DDGS iStock Photo by Michael Hendricks
DDGS is a byproduct of ethanol production used for animal feed.
Photo courtesy of iStock/Michael Hendricks.
 
BEIJING, CHINA — China raised tariffs on imports of U.S. distillers dried grains (DDGS) from the preliminary level it first announced in September 2016 after the U.S. launched a trade enforcement at the World Trade Organization (WTO). 

China’s Ministry of Commerce said on Jan. 11 that anti-dumping duties would range from 42.2% to 53.7%, up from its 33.8% preliminary decision made on Sept. 23.

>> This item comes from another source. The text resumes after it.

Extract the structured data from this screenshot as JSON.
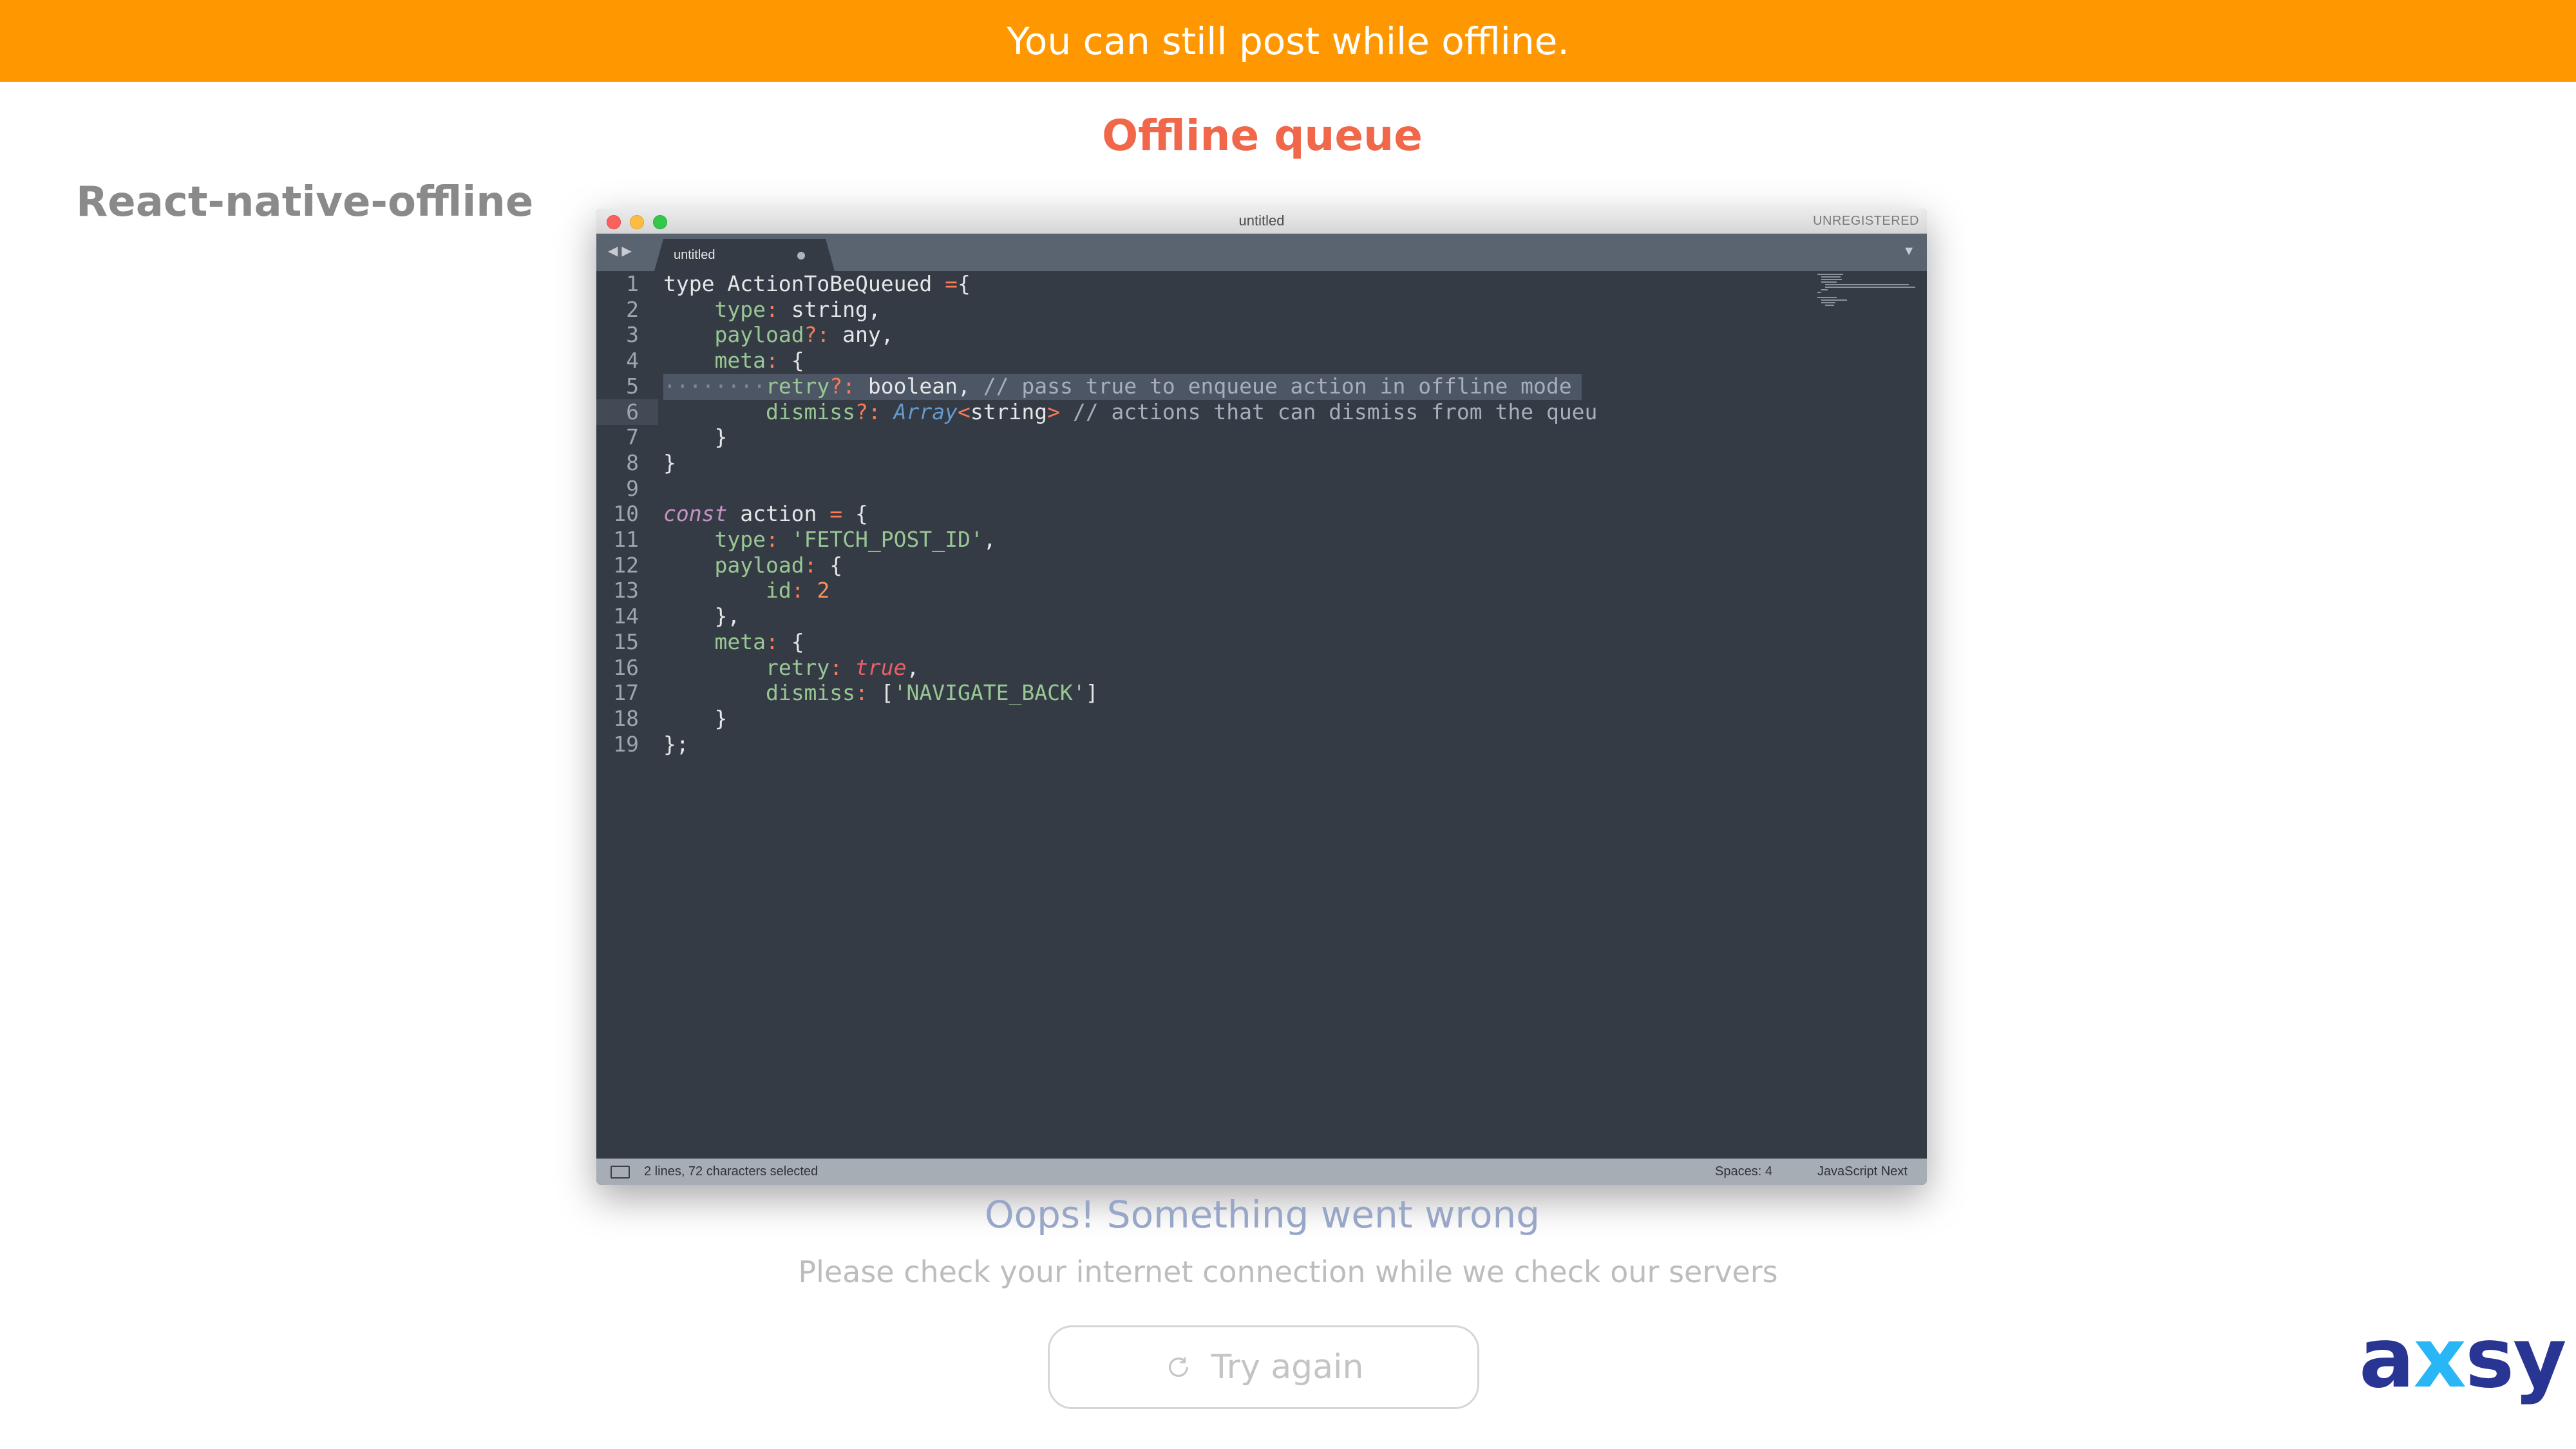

"The U.S. Grains Council is deeply disappointed in this series of events that is a severe departure from our industry's three decades of broad, cooperative work with China's government and livestock industry and that follows a year of extensive cooperation on the part of the U.S. DDGS and ethanol industry with MOFCOM investigations,” said Tom Sleight, president and chief executive officer (CEO) of the U.S. Grains Council (USGC). "The decisions in the anti-dumping and countervailing duties investigations are not supported by the evidence and raise serious questions regarding the Ministry's compliance with standard anti-dumping and countervailing duties procedures and with China's international obligations. While painful and damaging to the U.S. DDGS industry, their biggest negative impact will ultimately be on China's feed and livestock industries, which risk losing access to an important and cost-effective feed ingredient, and on millions of Chinese households that will likely face greater food price inflation and less access to affordable, wholesome pork, poultry and dairy products.”

The U.S. is the largest DDGS producer and has a surplus to export, while China is the biggest importer. DDGS is a byproduct of ethanol production used for animal feed.   

“The Chinese tariffs are negatively impacting the U.S. ethanol industry’s exports, of not only ethanol, but our co-product of Dry Distillers Grain, a high-quality animal feed that is favored by Chinese livestock producers and is the largest export market for U.S. DDGS,” said Mark Marquis CEO of Marquis Energy. “These tariffs are the poster child of bad trade deals. It is our opinion that the Chinese calculations are not in line with WTO trade rules.”

This action by China is the latest in an ongoing trade battle with the U.S.

The U.S. Trade Representative (USTR) has taken action and is looking into China’s tariff-rate quota for rice, corn and wheat as well as its level of domestic support for Chinese producers of rice, wheat and corn.